O Misticismo de Uma Terra Prometida #3


Por: Rúben Sevivas






11 Burros Caem No Estômago Vazio , Tiago Pereira , 2006
28 min
Realização e Som: Tiago Pereira
Animação: Manuel Gandra
Imagem: Nuno Martins II; Tiago Pereira; Raquel Castro
Mistura de Som: Rodrigo Costa
Produção: AEPGA
Produtor: Nuno Martins II; Miguel Nóvoa
Local: aproximadamente 30 aldeias do planalto mirandês, entre 2004 e 2006



Durante o fim de semana de 8, 9 e 10 de Maio, decorreu, pela primeira vez, a mostra de cinema À RAIA! - projeto organizado pelo Cineclube de Chaves.
Na programação do mesmo fez parte a curta-metragem de Tiago Pereira 11 Burros Caem No Estomago Vazio e, apesar de só constar na planificação dos artigos O Misticismo de Uma Terra Prometida mais para a frente, pareceu-me oportuno abordar a sua importância e pertinência no panorama do cinema documental português, já nesta edição.
Espero, todavia, não me precipitar; pois abordarei o filme como objeto de rutura, que me atrevo a dizer necessária, para uma nova visão e forma de filmar o Nordeste Transmontano. Deste modo, é preciso entender-se que falarei, mais à frente, de filmes que retrocedem neste ponto de vista, contudo, tal não invalida a sua relevância e interesse fílmico.

11 Burros Caem no Estomago Vazio é um filme que recolhe património imaterial de vários intervenientes do planalto mirandês. Tal património é tradição oral, seja em forma de música ou em forma de estória. As estórias são sobre burros e sobre pessoas, as músicas não têm seguimento temático, mas encaixam-se perfeitamente na narrativa. Um filme construído à volta de saberes orais, comuns entre os intervenientes que, em jeito de arquivo e, atrevo-me, companheirismo por parte do realizador, vão ensinando o que os seus antepassados um dia lhes ensinaram também.

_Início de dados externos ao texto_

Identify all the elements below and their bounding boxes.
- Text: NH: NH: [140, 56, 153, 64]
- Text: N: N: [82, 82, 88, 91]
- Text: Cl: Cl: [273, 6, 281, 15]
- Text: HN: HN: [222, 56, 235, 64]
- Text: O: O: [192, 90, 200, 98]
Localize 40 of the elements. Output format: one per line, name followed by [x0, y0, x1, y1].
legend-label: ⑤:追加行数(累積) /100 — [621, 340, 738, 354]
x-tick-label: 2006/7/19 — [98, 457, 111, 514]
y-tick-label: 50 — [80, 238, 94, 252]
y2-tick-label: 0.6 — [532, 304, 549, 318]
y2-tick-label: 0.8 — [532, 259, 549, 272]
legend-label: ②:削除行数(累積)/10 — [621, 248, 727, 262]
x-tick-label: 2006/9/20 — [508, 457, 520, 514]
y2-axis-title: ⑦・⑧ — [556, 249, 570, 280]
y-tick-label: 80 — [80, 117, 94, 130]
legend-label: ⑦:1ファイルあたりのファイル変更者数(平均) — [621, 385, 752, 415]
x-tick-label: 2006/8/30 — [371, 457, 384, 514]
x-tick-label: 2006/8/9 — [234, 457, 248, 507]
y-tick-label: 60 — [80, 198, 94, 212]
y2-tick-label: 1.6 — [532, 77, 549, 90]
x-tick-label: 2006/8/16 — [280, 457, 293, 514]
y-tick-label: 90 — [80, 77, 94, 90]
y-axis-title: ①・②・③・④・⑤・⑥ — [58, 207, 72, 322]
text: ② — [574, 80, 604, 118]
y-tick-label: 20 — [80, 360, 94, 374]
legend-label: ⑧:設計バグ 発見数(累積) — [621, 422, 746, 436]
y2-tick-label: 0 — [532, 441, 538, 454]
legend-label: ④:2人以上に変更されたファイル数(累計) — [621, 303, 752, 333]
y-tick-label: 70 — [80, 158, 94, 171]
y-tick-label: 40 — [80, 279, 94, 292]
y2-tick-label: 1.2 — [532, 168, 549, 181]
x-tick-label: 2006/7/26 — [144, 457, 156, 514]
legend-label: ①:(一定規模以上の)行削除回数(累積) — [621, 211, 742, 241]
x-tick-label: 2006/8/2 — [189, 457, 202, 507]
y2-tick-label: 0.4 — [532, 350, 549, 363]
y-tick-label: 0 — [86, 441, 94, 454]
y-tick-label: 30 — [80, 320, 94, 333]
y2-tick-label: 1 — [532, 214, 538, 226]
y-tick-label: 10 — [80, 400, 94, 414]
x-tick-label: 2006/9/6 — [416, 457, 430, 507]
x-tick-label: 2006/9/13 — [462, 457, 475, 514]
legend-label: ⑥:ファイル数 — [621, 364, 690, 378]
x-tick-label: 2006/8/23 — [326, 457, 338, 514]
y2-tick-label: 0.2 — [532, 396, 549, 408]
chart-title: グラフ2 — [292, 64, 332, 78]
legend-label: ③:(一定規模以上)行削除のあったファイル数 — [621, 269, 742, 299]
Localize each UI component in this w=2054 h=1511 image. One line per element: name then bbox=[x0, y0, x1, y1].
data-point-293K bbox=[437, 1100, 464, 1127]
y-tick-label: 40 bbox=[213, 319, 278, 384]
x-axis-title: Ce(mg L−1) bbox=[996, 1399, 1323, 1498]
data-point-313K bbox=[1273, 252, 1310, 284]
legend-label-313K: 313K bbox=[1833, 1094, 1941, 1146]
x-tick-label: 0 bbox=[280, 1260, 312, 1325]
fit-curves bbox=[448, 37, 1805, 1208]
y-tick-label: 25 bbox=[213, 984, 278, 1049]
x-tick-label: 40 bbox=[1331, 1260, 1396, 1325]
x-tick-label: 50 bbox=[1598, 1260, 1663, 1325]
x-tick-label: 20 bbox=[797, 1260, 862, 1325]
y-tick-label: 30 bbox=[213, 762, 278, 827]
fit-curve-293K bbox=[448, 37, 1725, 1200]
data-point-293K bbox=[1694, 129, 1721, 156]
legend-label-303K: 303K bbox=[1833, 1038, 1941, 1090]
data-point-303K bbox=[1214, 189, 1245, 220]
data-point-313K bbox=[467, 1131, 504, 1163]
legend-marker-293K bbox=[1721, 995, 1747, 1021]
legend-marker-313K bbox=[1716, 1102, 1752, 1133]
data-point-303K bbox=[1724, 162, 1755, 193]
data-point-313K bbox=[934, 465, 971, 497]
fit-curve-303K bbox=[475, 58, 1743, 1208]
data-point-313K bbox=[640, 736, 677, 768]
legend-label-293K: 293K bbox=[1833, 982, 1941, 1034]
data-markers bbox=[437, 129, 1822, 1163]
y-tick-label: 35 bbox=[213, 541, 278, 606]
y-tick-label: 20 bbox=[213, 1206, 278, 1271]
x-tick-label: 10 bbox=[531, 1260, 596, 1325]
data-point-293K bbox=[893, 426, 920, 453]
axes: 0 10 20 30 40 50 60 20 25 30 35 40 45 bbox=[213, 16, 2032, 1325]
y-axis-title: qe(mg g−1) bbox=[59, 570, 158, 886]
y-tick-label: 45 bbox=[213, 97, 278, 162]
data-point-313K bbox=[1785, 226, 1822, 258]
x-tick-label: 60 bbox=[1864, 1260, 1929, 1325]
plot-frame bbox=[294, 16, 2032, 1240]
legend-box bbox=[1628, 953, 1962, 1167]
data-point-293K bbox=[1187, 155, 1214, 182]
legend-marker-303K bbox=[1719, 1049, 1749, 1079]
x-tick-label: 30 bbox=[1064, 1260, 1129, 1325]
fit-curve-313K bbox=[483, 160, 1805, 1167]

Tiago Pereira é um realizador e visualista de mérito reconhecido, mentor e coordenador de “A Música Portuguesa A Gostar Dela Própria” e da série documental da RTP2 “O Povo Que Ainda Canta”. A sua obra é de cariz transdisciplinar e remete para a cultura imaterial como a música, os rituais e as performances que, através das diferentes intervenções de Tiago, é desconstruída para dar lugar a algo novo.

11 Burros Caem No Estômago Vazio não escapa a essa inovação e espelha intenções narrativas e formais distintas do que se costumava fazer no cinema dito etnográfico, em Portugal. Premiada no DocLisboa de 2006, é uma obra que desmistifica a imagem de Trás-Os-Montes e das suas gentes (dada até então pelo cinema).




Trás-Os-Montes, para o cinema, sempre foi um lugar místico, isolado, próprio, que acarreta a ancestralidade mais popular e tradicional (o que terá influenciado o titulo destes artigos). O olhar sobre Trás-Os-Montes é, frequentemente, melancólico e nostálgico. Quase como uma imagem inacessível que se quer preservar dessa forma.
Recorrendo a uma montagem ritmada e rápida, mas sempre virtuosa, o filme adquire um valor formal distinto do que estamos habituados no cinema português. Esse tratamento estrutural é divertido, dinâmico e, em algumas circunstâncias, provocador. Não existe aqui um regresso ao passado ou uma evocação por tempos ancestrais. Existe, sim, um enaltecer do viver no interior, do saber popular e da tradição que de boca em boca se preserva. Tiago Pereira usa as estórias dos burros, as histórias dos intervenientes e as músicas populares de modo a construir uma narrativa própria que cativa tanto o espetador mais distraído como o cinéfilo asserido.


Em 11 Burros Caem No Estômago Vazio ser do interior, ser idoso ou ter menos estudos, não é sinonimo de menor valor imaterial. Tudo é cultura e tudo é verdade. São verdade os risos, os gestos, as palavras, as emoções, as pessoas; do mesmo modo que a sua forma de vida é tão legítima e verdadeira quanto qualquer outra. A presença do realizador em plano revela isso mesmo, uma nivelação de importância entre todos: realizador e objeto a ser filmado estão no mesmo patamar.





Já vi o filme algumas vezes e, confesso, vejo-o sempre com prazer e satisfação, rio-me muito com os intervenientes. E é precisamente com este facto que gostaria de terminar: de todas as vezes que vi o filme, ri-me com as pessoas; não me ri das pessoas.